# Apple pie filling is too soft



## tallgal (Dec 27, 2012)

I made an apple pie and the crust was good but the filling was more like applesauce than pie filling.  I used good-sized Granny Smith apples.  Cut them into quarters and the quarters into thirds.  The filling is tasty but mushy.  I did not add any butter to the filling.  Just sugar, flour, and spices with about 1T each lemon and orange juice.  this is a perennial problem.  I've tried different filling recipes and always seem to end up with mush.


----------



## boar_d_laze (Feb 13, 2008)

Mushy is a bit ambiguous, but "applesauce" is pretty specific.
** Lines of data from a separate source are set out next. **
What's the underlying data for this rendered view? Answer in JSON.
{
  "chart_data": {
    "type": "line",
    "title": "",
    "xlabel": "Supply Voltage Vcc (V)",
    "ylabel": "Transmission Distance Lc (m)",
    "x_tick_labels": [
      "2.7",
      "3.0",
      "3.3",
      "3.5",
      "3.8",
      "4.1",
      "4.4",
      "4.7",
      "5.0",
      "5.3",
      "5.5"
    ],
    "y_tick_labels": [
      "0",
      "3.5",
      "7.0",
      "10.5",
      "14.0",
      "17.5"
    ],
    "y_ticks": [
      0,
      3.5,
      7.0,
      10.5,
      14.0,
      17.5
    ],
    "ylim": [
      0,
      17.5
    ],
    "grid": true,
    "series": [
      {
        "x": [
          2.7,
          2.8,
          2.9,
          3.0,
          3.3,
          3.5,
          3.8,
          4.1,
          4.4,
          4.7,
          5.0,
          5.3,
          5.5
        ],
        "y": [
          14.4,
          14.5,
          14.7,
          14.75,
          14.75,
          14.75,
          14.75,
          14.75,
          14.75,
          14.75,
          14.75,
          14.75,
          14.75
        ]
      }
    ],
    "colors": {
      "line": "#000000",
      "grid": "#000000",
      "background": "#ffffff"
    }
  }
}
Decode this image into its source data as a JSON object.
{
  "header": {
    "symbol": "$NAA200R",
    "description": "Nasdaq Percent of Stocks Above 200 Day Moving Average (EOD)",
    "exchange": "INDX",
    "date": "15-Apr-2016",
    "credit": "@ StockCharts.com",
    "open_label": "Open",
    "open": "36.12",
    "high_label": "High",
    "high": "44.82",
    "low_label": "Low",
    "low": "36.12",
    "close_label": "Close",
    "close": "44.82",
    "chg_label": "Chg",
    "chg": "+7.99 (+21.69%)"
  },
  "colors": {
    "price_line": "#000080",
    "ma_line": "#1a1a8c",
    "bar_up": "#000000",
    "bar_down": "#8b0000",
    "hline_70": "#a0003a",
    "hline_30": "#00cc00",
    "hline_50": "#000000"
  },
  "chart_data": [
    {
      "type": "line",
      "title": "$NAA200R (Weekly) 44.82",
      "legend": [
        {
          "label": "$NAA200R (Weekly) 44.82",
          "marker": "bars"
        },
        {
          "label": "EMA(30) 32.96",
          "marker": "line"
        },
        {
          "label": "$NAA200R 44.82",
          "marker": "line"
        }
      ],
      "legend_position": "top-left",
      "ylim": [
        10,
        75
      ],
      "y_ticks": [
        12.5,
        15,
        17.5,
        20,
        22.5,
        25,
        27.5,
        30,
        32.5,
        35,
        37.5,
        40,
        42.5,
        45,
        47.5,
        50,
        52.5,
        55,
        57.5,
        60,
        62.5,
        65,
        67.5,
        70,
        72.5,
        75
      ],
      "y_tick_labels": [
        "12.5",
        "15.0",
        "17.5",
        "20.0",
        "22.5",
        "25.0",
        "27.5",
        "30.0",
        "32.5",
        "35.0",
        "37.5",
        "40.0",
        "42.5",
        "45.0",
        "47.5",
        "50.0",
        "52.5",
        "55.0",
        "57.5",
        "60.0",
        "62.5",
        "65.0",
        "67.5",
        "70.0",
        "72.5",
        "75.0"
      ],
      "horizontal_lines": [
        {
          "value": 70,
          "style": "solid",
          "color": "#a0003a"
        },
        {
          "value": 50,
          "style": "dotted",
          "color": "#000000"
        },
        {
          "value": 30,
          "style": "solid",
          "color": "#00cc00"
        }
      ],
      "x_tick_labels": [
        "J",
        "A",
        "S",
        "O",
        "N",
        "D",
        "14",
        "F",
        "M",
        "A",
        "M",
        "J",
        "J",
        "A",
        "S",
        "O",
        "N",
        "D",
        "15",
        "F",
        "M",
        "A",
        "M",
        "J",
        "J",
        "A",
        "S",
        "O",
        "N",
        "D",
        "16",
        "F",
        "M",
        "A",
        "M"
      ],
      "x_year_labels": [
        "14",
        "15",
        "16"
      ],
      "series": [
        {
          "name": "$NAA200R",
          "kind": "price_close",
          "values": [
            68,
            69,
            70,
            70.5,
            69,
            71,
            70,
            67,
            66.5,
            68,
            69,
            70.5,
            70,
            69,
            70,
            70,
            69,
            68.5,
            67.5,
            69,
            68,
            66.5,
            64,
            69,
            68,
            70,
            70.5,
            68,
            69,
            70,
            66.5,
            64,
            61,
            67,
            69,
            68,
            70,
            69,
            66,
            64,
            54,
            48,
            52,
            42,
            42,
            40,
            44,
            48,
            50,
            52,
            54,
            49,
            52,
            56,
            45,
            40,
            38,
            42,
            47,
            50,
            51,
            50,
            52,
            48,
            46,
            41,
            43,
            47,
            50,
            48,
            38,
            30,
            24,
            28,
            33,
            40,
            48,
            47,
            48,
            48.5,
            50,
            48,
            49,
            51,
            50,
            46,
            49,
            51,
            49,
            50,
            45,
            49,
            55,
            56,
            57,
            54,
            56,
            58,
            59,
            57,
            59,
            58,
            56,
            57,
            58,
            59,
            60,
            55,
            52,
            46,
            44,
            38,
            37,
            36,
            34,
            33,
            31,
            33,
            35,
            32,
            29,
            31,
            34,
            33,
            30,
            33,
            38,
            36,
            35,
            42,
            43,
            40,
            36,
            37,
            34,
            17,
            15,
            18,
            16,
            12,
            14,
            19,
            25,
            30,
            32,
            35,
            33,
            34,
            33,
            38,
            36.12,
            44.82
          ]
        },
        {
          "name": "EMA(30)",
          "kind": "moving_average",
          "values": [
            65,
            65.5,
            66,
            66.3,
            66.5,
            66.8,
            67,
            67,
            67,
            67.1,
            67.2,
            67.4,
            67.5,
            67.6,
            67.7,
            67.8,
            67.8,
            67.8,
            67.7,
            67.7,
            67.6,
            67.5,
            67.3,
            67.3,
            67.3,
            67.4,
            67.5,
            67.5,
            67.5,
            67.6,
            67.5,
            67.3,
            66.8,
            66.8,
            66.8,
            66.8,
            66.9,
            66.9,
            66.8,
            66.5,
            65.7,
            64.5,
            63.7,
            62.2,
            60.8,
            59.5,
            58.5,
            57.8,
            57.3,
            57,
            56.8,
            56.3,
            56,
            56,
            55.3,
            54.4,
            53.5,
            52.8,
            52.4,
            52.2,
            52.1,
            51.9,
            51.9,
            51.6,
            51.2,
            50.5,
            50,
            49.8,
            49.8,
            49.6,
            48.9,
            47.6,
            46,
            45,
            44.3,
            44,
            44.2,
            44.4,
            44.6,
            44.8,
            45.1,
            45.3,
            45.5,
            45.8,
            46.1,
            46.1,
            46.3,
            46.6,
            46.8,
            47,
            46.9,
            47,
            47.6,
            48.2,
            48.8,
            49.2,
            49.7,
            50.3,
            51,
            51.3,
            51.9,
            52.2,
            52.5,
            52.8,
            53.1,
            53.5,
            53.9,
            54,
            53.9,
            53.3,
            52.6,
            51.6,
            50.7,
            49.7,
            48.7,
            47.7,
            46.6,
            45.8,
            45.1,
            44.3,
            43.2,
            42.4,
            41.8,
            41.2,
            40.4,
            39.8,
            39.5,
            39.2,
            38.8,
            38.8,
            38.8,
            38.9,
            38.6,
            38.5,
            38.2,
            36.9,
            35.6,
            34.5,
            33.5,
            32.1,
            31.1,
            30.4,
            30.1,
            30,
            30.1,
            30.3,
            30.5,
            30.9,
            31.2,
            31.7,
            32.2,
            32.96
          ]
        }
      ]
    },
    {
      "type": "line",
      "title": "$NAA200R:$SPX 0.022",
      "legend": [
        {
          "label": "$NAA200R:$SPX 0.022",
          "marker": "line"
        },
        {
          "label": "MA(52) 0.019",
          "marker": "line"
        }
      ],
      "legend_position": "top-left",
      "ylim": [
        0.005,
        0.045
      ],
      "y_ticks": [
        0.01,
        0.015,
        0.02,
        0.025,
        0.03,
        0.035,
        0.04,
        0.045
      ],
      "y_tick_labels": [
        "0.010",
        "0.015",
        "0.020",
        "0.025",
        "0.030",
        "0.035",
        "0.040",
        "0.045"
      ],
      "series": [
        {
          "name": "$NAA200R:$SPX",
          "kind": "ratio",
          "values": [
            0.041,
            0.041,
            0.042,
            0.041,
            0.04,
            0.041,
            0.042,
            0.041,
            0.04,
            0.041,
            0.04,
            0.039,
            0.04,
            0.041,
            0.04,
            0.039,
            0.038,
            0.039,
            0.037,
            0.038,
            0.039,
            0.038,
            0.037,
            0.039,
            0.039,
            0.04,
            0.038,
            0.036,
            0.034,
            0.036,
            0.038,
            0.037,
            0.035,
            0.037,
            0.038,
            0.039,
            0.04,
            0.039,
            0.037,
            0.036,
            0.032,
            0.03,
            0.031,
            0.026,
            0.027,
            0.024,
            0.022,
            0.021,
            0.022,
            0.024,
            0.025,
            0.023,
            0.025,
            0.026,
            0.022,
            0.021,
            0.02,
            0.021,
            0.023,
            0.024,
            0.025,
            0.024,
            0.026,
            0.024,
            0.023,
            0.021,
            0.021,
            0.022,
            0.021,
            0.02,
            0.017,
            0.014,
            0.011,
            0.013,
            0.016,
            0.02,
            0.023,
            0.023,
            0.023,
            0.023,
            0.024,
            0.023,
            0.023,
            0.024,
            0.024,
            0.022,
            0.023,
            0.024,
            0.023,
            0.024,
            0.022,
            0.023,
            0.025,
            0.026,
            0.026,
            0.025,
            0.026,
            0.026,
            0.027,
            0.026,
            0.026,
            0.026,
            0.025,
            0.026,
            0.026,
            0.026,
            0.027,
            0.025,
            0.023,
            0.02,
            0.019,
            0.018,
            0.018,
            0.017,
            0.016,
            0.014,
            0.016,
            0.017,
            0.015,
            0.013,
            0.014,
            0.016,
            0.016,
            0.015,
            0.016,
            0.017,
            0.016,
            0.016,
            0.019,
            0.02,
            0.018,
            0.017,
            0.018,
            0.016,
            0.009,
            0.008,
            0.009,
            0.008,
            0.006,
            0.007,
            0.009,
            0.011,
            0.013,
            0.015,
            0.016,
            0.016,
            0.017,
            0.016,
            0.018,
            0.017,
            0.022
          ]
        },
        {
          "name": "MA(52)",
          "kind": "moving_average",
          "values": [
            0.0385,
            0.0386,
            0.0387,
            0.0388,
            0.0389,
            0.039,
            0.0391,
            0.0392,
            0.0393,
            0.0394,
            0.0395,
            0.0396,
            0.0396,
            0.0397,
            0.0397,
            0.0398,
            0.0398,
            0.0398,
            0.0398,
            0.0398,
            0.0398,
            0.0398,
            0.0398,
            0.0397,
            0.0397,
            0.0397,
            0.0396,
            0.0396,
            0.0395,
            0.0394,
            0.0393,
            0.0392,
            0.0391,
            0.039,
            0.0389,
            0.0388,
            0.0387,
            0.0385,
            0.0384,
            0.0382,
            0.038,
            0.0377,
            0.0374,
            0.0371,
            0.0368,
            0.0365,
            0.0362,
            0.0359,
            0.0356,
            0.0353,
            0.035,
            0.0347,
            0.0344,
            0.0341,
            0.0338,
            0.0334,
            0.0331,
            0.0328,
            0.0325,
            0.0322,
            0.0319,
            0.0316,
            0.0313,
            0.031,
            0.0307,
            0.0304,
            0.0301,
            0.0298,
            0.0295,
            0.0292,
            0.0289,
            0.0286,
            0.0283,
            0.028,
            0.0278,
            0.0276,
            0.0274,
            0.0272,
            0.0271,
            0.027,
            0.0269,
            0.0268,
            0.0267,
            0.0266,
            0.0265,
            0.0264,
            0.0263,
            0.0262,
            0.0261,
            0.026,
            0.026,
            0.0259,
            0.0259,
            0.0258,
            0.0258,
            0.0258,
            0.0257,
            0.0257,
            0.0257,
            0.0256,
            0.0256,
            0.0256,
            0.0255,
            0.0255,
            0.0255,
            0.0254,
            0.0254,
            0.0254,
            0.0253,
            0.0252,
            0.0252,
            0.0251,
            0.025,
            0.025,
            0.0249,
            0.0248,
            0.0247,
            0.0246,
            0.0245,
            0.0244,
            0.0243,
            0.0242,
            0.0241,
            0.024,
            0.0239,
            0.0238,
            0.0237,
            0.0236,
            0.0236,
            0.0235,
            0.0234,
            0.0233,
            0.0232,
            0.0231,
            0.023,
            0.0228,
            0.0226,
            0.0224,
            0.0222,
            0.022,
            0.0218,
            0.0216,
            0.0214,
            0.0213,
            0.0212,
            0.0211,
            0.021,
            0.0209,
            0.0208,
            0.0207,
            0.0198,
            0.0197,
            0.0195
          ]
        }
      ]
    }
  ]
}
Putting your problem another way, the apple pieces in your filling come out too soft. That means the filling is overcooking in the time it takes to cook the crusts.

There are three things you should try:

More and better venting of the top crust (the apples might be over-steaming inside the crust);
Cut your apple slices thicker; and/or
Mound the apples higher in the pie (more mass cooks slower). There's no reason the top of the pie shouldn't be much higher than the rim of the pan.
Between two and three, both things are good things. Try both of them, but try them one at a time before combining them so you have a better idea of what's going on.

If your filling is too juicy... You might want to try more flour, or using tapioca instead of flour.

Hope this helps,

BDL


----------